A distinguishing feature of the education system anywhere in the world, is that it takes great care of the learning needs and expectations of all categories of students.

We have high ability students, moderate and slow learners.

The care is found in the rigour and diversity of the curriculum. It is also found in the ideas and concepts that students ought to learn or cover—step by step in a subject and also from grade to grade—within a curriculum.

In adherence to this principle, the Ministry of Education has prescribed a curriculum appreciative of the differences in students’ ability and motivation to learn. More importantly, it has also specified what it calls learning or class hours.

In educational jargon learning hours refers to the hours of teaching and supervised assessment learners need to receive in order to pass the qualification.

This care for all students—the high ability, moderate and slow learner—is found in Section 84 of the Basic Education Regulations, 2015 subtitled, official school hours. The section specifies the activities learners should actually be engaged in between 7.15 am and 4.45 pm at the close of the school business from Monday to Friday for all schools except boarding schools.

The section has stipulated for what it terms as Class Hours—between 8am and 3.30 pm. This is the period the Ministry of Education stipulates as official instructional or teaching time—the period of classroom time spent teaching students a particular body of knowledge, concepts, and skills pertaining to school subjects in the curriculum.

Discounting the time for breaks before and during lunchtime, authorities in the education sector have mutually agreed that the total hours spent teaching students is actually four hours in secondary schools, daily and a maximum of 20 hours weekly. Teaching hours in primary schools are less.

The consequence is that there should be no active teaching of students whatsoever before 8am and after 3.30 pm. Instead, the period from 3.30 pm to 4.45 pm has been designated for co-curriculum activities Monday to Friday; while 5pm to 7.30 pm for self-directed activities Monday to Friday; 7.30 pm to 9.30 pm preps Monday to Friday; 9.30 pm to 6am bedtime Monday to Friday; and 6am to 8am supervised routine activities.


There is a logic behind this requirement. Firstly, students have varied intellectual abilities. They also join primary or secondary schools with varying depth and breadth of knowledge, skills, attitudes, and motivations and readiness to learn.

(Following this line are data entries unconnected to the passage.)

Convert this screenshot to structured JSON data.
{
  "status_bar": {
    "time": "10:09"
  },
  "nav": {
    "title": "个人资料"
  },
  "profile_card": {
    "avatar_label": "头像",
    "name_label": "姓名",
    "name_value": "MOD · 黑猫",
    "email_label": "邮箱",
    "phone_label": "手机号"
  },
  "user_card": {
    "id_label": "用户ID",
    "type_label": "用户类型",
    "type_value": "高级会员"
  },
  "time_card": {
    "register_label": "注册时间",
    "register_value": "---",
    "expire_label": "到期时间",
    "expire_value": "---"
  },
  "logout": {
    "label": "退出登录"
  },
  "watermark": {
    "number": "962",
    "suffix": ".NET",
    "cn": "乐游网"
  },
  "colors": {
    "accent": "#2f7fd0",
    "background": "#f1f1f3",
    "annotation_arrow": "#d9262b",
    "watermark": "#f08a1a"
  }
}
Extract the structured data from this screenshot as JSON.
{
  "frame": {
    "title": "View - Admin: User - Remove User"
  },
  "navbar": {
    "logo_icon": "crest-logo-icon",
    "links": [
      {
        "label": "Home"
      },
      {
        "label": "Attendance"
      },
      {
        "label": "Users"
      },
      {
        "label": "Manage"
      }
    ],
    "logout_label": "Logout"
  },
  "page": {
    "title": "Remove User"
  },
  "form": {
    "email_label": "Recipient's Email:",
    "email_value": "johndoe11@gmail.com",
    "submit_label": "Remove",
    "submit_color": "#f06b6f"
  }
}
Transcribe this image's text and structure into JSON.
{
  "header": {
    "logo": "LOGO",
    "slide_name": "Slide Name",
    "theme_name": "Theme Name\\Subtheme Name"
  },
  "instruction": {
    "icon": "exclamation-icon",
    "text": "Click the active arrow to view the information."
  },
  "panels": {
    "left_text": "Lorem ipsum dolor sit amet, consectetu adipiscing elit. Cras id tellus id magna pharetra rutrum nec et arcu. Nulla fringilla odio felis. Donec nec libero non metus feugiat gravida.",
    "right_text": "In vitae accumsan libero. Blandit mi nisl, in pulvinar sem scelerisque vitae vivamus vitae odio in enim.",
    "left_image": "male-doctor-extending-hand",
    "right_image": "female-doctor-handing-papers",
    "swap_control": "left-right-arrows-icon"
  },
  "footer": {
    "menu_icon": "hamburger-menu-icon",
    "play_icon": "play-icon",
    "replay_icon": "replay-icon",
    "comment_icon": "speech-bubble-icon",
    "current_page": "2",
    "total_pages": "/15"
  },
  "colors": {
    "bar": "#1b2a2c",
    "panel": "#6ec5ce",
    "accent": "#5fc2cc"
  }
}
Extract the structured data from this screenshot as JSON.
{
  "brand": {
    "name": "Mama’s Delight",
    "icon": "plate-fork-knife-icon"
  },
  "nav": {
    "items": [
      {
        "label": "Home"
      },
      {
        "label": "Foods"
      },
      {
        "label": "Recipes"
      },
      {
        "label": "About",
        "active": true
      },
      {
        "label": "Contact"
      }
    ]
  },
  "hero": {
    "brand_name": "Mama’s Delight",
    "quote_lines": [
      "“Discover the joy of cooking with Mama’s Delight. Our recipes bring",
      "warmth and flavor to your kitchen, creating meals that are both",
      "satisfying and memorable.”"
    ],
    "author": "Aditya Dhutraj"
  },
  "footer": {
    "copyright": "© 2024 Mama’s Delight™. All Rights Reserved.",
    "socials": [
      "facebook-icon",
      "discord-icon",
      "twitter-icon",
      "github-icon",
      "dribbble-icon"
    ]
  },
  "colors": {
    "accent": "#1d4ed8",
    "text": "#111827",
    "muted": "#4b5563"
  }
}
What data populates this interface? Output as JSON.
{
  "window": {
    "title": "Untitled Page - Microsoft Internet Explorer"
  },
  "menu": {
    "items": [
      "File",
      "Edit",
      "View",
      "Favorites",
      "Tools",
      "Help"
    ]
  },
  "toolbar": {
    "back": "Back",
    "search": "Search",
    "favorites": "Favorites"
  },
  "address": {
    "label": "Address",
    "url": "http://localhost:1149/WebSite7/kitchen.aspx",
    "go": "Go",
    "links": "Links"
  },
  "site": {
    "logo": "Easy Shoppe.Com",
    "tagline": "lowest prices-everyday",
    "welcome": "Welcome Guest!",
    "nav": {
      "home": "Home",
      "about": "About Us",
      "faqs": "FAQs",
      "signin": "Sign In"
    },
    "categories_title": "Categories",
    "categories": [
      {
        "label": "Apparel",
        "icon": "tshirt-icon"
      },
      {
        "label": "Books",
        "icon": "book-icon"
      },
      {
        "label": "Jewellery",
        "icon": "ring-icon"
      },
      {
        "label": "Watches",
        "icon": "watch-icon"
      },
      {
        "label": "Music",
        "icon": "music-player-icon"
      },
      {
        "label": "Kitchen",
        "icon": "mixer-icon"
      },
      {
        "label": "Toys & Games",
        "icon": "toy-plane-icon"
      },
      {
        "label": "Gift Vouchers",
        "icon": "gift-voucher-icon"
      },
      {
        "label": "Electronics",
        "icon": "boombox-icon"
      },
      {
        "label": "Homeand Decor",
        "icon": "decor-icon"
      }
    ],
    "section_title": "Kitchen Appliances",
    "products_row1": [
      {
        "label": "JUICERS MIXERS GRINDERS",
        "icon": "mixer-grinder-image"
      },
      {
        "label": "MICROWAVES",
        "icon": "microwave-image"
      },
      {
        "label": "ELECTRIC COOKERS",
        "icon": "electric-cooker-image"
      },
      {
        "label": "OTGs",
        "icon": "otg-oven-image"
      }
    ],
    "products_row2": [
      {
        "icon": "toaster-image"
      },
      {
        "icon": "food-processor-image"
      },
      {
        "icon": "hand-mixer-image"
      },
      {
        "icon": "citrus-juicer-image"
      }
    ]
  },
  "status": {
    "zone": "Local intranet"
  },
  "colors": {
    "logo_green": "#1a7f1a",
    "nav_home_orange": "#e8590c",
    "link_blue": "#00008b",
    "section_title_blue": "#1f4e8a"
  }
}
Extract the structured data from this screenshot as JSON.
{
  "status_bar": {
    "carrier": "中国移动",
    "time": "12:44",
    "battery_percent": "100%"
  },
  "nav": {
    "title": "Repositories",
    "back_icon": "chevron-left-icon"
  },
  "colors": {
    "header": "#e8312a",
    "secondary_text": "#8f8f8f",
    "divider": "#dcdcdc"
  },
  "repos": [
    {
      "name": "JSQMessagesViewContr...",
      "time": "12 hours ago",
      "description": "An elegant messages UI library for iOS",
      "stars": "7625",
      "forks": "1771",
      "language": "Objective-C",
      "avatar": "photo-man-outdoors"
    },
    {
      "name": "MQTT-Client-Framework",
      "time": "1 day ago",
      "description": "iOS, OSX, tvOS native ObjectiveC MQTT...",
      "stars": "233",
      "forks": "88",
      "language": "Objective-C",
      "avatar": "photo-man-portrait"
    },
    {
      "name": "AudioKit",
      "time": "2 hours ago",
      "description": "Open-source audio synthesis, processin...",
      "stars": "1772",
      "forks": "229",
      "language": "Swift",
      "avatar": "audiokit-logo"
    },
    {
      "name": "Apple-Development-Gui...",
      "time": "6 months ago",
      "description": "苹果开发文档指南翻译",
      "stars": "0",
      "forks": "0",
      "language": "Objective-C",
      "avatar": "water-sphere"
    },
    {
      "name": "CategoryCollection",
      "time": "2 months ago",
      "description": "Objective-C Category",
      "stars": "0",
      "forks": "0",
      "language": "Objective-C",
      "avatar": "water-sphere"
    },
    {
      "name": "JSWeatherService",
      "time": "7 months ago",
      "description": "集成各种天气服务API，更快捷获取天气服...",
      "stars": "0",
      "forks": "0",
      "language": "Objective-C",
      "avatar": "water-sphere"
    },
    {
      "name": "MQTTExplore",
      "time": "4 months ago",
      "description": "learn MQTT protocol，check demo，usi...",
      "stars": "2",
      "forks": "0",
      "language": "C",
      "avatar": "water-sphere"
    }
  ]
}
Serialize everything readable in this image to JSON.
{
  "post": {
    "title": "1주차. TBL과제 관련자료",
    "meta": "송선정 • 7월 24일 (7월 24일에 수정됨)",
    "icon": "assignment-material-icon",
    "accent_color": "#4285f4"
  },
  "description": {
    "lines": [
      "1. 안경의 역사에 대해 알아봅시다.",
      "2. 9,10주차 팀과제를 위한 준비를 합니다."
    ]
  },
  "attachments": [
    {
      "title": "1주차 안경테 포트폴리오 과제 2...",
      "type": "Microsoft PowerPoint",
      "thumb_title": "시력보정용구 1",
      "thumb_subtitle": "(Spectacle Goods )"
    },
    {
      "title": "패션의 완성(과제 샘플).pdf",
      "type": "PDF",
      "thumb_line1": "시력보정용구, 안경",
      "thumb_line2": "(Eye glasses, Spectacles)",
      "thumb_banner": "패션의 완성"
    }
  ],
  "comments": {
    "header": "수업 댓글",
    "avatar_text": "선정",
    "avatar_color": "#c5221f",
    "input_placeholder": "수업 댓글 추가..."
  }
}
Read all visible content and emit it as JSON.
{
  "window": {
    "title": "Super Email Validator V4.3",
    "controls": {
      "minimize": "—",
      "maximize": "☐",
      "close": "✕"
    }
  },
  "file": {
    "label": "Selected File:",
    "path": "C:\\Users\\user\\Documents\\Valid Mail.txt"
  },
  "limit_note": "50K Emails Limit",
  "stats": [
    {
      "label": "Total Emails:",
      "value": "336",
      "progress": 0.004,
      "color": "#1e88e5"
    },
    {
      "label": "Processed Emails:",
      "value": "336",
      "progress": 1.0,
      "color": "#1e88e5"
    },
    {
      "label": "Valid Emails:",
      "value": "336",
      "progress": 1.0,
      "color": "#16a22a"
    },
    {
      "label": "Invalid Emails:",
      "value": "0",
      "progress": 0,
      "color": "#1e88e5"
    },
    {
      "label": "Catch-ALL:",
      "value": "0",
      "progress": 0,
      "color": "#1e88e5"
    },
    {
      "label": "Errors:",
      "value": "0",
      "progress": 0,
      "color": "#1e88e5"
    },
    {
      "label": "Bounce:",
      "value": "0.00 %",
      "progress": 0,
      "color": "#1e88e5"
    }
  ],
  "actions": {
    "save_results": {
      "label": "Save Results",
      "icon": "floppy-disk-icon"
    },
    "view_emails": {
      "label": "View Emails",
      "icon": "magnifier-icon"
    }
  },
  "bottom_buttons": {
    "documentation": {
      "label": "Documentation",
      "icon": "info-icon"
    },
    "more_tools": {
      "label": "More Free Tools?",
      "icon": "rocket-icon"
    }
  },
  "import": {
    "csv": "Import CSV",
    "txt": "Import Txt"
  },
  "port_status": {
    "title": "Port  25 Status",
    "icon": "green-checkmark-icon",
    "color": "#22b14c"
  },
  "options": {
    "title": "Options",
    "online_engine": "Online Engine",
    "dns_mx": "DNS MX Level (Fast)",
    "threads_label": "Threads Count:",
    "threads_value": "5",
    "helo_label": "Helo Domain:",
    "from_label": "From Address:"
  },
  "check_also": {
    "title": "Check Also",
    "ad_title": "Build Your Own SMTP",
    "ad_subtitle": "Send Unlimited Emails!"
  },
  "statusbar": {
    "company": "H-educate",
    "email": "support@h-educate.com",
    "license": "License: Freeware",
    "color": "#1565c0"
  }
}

The net effect of these differences in learners is that the school has the moral and professional responsibilities to create equal opportunities for learning for all students.

The moral and professional responsibility to the learning needs and complexities to all categories of students begins with strict adherence to the stipulated school hours as provided for in Section 84 of the Basic Education Regulations, 2015.

A maximum of four hours of teaching is of immense help to students of high ability as well as those of moderate and slow learners alike.

Teaching outside the stipulated time means that schools teach more materials in the curriculum than it is prescribed by the Kenya Institute of Curriculum Development and as approved by the Ministry of Education.

What happens is that the curriculum units or materials that ought to be taught to students for four years—in the case of secondary education curriculum—is ‘finished’ six or so months before the stipulated time.

This amounts, for lack of a better word, to a headlong rush through the syllabus. The students who ostensibly gain from this unusual coverage of the curriculum are high ability students. Fast-paced syllabus coverage grossly disadvantages moderate and slow learners.

Incredibly, however, even the high ability learner doesn’t benefit either. The slow learners are for all practical purposes, doomed. Questions in a national examination include topics that students learned in Form I for KCSE or in Std 4 for KCPE.

Headlong coverage of the curriculum units means that students—regardless of ability and readiness—spend less time on nearly all units than stipulated by KICD and quality assurance and standards requirements. They cannot remember curriculum units they learned much earlier to be able to use them to answer questions in national examinations. It is a nightmare for the students particularly when the questions need application of the knowledge imperfectly understood not because it was difficult, but because they were rushed through the content.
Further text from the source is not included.